Si les appels automatisés ne servaient qu'à rappeler aux gens d'aller voter, ça pourrait passer, dit-il, mais ce n'est pas le cas. Parce que les organisateurs sont convaincus que l'important est de faire entendre le nom de leur candidat à un maximum de gens qui l'ignorent. «Malheureusement, cette approche ramène la promotion des politiciens au rang de celle du savon. [...] Voilà peut-être le fond du problème. Si on ne vendait pas les politiciens comme du savon, les gens porteraient peut-être un plus grand respect aux individus et aux idées qu'ils représentent.» Mais pour cela, note-t-il, il faudrait aussi que les partis cessent de diaboliser leurs adversaires sous prétexte que cela fonctionne. «Les appels automatisés et les publicités négatives traitent les gens en consommateurs et non en citoyens. Les programmes sont taillés sur mesure pour répondre à leurs intérêts particuliers, comme si rien de plus grand ne comptait. Il ne faut pas s'étonner ensuite que tant de gens n'aillent pas voter. Ils ne font que refuser d'acheter un produit politique.» Denley déplore les appels trompeurs, mais, selon lui, le problème des appels automatisés, honnêtes ou non, est plus fondamental. «Ces appels déshumanisent la politique et les politiciens.»
Et la vie privée?
Craig McInnes, du Vancouver Sun, aborde l'affaire d'un autre angle. Ce qui le fait tiquer, ce sont ces banques de données assemblées par les partis. Quand ils font un appel chez vous, c'est parce que votre nom figure dans celles-ci. Les plus sophistiquées appartiennent au Parti conservateur.
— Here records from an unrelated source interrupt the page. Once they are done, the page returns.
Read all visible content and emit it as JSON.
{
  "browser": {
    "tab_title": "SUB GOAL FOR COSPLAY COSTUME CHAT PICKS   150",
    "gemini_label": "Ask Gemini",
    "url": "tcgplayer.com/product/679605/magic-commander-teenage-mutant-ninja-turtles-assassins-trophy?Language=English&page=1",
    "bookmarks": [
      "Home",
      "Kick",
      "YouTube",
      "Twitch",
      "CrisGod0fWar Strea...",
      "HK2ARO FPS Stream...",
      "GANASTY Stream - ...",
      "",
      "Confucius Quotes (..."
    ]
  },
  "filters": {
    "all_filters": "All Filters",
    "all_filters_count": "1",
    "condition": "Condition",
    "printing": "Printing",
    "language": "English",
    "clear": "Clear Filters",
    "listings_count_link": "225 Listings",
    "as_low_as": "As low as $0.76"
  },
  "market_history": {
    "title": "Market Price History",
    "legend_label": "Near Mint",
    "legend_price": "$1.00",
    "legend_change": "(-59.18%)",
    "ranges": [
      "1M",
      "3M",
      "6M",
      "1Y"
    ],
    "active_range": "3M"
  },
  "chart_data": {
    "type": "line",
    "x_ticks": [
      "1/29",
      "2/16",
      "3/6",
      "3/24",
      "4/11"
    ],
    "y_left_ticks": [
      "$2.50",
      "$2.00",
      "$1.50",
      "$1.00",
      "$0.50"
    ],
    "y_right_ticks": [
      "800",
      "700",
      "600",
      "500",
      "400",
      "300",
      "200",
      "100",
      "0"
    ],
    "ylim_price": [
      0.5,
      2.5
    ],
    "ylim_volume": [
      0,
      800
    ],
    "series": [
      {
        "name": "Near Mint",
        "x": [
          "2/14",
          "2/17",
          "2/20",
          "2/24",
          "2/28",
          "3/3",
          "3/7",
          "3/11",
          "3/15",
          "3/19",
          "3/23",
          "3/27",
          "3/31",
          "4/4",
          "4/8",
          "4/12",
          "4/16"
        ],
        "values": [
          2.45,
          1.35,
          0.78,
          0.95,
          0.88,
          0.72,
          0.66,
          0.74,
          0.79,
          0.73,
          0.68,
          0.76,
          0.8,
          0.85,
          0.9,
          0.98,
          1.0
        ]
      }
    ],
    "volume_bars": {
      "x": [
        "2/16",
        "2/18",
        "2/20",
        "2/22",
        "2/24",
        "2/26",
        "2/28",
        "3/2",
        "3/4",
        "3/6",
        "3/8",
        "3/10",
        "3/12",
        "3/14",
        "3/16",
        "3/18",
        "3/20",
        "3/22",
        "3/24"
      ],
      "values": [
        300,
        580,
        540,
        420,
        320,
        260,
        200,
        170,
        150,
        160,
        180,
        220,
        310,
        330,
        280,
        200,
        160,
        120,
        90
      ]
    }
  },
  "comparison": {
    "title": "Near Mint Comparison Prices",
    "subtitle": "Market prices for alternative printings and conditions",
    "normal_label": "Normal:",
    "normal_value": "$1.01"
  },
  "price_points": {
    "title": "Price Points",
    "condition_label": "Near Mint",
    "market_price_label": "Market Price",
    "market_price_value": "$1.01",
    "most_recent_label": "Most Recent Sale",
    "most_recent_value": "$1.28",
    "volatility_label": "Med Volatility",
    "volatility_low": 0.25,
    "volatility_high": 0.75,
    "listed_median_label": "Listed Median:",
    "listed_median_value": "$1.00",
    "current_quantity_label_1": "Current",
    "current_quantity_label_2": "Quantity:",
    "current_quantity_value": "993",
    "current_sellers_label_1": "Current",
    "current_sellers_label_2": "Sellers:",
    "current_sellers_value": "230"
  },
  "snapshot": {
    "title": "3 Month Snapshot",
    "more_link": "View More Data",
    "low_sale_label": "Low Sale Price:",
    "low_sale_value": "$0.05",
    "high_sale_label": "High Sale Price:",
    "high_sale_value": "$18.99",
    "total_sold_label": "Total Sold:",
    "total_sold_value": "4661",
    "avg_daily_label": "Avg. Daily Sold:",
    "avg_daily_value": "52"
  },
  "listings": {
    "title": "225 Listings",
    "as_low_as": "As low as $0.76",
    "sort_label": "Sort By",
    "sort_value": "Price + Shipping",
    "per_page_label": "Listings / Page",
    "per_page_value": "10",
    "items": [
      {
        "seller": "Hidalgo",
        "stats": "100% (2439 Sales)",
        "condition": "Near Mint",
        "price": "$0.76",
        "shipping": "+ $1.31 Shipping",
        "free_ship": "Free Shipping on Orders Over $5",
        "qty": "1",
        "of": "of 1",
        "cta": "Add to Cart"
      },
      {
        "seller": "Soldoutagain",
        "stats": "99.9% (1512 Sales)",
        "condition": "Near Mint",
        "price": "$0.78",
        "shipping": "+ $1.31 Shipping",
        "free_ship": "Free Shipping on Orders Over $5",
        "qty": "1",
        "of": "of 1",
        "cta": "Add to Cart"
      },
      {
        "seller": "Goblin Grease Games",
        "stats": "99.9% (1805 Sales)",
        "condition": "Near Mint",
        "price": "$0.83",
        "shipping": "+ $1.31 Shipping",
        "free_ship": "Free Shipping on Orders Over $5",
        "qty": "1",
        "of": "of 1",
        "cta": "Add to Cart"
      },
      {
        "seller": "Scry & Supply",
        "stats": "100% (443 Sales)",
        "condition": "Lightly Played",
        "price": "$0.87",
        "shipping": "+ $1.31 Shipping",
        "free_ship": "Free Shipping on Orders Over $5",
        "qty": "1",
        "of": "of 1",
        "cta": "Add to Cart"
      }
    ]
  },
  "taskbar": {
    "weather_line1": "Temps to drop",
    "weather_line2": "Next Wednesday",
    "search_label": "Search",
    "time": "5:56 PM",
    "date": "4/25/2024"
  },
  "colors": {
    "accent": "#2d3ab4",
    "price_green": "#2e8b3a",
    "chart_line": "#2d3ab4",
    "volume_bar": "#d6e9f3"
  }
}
Ils y inscrivent depuis 10 ans environ tous les détails qu'ils peuvent sur pratiquement tous les électeurs potentiels, de la participation ou non aux élections aux contributions politiques, en passant par le parti favori, l'adresse, le numéro de téléphone et toutes les données permettant de bien cibler leur message. L'affaire des appels frauduleux attire les projecteurs sur ces banques de données car, pour viser juste avec ce genre d'appels, il faut avoir identifié ses cibles. Mais voilà le problème avec toutes les banques de données: elles peuvent être utilisées à mauvais escient et par quiconque peut y accéder, dit McInnes. En même temps, des gens acceptent que des entreprises suivent leurs traces sur la Toile et dressent ainsi un portrait de leurs habitudes de consommation. Selon McInnes, les partis font la même chose. Il n'en est pas choqué, mais il n'aurait pas cru que l'information assemblée par des partis politiques serve à lui nuire. «Ce qui ressort, c'est que je n'en sais pas assez sur ce que les gens savent de moi et qu'il existe peut-être un problème que je n'avais pas imaginé. À moins qu'il suffise de convaincre les marchands de poutine ou de politiciens que je ne vaux pas le détour.»